Other factors contribute to student housing deals being priced
higher and underwritten tighter, GSE executives say. Fannie Mae and
Freddie Mac are increasingly securitizing student-housing loans, yet
the investor appetite for this space is more limited than for loans
backing conventional apartments.
The Good News
Still, the demographics paint a favorable picture for student
housing. The Echo Boom generation, numbered at 88.5 million, is as
large as the Baby Boomer generation, and the number of those turning
18 is expected to peak in 2010, at 5 million.
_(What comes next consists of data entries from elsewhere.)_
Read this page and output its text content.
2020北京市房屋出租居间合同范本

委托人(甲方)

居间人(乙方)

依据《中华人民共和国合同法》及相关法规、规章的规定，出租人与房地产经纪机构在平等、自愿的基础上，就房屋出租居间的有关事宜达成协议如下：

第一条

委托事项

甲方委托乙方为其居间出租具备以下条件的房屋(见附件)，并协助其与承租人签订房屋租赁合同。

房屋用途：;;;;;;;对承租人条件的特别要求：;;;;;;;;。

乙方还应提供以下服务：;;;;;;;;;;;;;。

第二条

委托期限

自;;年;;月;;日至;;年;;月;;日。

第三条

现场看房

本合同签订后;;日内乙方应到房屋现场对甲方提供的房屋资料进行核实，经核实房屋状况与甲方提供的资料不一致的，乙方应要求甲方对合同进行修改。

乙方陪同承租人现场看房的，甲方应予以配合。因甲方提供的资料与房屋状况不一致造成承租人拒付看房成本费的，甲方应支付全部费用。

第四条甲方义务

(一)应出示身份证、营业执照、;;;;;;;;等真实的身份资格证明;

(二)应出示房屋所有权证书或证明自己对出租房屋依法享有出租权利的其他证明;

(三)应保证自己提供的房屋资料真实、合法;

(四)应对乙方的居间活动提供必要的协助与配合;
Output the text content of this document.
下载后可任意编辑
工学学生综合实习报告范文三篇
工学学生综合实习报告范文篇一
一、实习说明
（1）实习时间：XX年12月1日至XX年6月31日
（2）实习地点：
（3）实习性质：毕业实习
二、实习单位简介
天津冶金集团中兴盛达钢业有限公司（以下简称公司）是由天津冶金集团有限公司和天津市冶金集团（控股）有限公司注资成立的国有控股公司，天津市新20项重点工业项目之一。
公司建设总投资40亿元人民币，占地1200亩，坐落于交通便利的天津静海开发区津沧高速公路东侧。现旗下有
That number should
remain above the 5 million mark through 2020, estimates the U.S.
Census Bureau.
What's more, the average freshman class is growing by about 2
percent annually, and a recent survey found that private colleges
admitted 8.7 percent more students this year, while public colleges
admitted 3.1 percent more students this year, according to
theChronicle of Higher Education.
Lastly, the supply and demand of student housing is well-balanced,
and the lack of construction capital on the market, combined with
the fact that many schools are struggling with their budgets, should
keep it that way. “The good news is that once the properties in the
pipeline get delivered, it will be a while before there’s new supply
coming on,” Kiffe says. “If you fast forward two or three years,
there probably won’t be a lot of new supply coming online.”
Different Metrics, Decent Prices
Despite the stricter underwriting, a strong borrower can still get a
10-year student-housing mortgage with all-in rates in the low- to
mid-6 percent range from the agencies.
Fannie Mae entered the student housing industry in 2001. But it
wasn’t until last year that Freddie Mac rolled out its dedicated
student housing mortgage, processing about $580 million in 2008. The
company is on a similar pace this year, having done between $250
million and $300 million in student housing deals through July.
The classification of student housing deals varies from lender to
lender. Fannie Mae considers a student housing property as one where
more than 20 percent of the occupants are students. Freddie Mac sets
the bar higher, at 50 percent. Yet Freddie is more willing to
consider funding projects at smaller schools: The company looks for
deals at schools with at least 8,000 students, while Fannie Mae
targets schools with enrollments of 20,000 or more.